>
> The evaluation edition of MonoDroid is emulator-only, so you can't do any 
> benchmarking or even verify their benchmark results without buying a very 
> expensive license. I have a ton of ideas for benchmarking this, and 
> installed MonoDroid and did some coding, but the MonoDroid eval edition 
> wouldn't let me build a binary to run on an Android device. The regular 
> license is $999 and while there may be some cheaper academic/hobbyist 
> options, I'm not giving them large sums of money to verify their claims. 
> BTW, the regular Eclipse Android development stack is 100% free. And that's 
> not some limited starter edition, you get the full toolset for free.
>
> The benchmark results posted on the Mono blog aren't using one of the many 
> standard benchmarking suites, they weren't run by an impartial entity, and 
> they aren't even making a reasonable pretense of being fair. The Mono guys 
> developed their own internal custom benchmark designed to make Mono look 
> good and Dalvik look bad and they cherry pick the results accordingly. 
> Their Git repo also has the SciMark benchmark source code running on 
> Dalvik/Mono, but they didn't choose to publish those results. If you look 
> around for Android benchmarks, there are a ton of them. If I could without 
> buying a $999 MonoDroid license, I'd port them to C# and run them, and see 
> how they stack up. I'd imagine if these results were favorable to Mono, 
> they'd be publishing them on their blog themselves.
>
> Google has the Renderscript and the C/C++ NDK which I suspect are the more 
> high performance low level SDK options. Dalvik's design goals weren't 
> primarily centered around runtime performance, but memory considerations, 
> battery life issues, UI responsivenes, app startup/switching issues.
>
> Dalvik Turbo, is a drop in replacement for Dalvik that supposedly delivers 
> 2.8x faster runtime performance on benchmarks. What are the ups and downs, 
> between this, native Dalvik, the Mono VM, and others?
>
> Dalvik Turbo seems to have the simple goal of providing a faster VM 
> without any other associated agenda. Many alternate programming languages 
> like Scala/Kotlin/Clojure/Fantom aim to provide a variety of innovations at 
> the programming language level but really strive to acommodate multiple VM 
> ecosytems without playing a heavily partisan role. Mono isn't like that. 

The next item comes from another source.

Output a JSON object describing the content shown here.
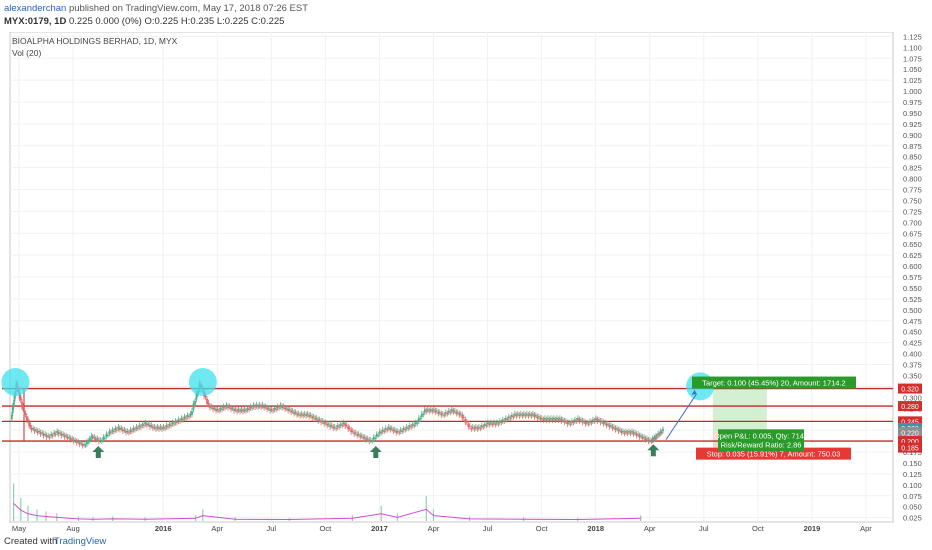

> They have a history of evagenglizing everything Microsoft and bashing 
> opposing infrastructure like Java, using technical bullet points like stack 
> value types or reified generics as ammo fodder for that contentious debate, 
> and being absolutely obnoxious about the whole thing.
>
> Casper, you say the JDK ecosystem is uninspiring. To each his own, but I 
> disagree. I love the culture of innovation that has happened outside of 
> Sun/Oracle within the JDK community. All kinds of alternate languages 
> (Scala/Kotlin/etc) alternate build tools and paradigms (Maven/Gradle), web 
> frameworks, configuration frameworks, competing IDEs, all innovate and 
> suceed or fail based on largely merit. In the .NET world, the community at 
> large is very resistant to using anything that isn't officially Microsoft. 
> It's extremely rare to see a .NET shop use a non-Microsoft IDE, development 
> OS (there is a very small minority doing .NET/Mono on Linux/Mac), 
> programming language, build tool, web framework, testing framework, or 
> anything. Even when there are high quality alternatives out there; for 
> example, Scala/Clojure/Fantom have been on .NET for a while, but there is 
> nearly zero adoption. The .NET world is less a culture of open innovation 
> and more a culture of Microsoft and that isn't appealing to me.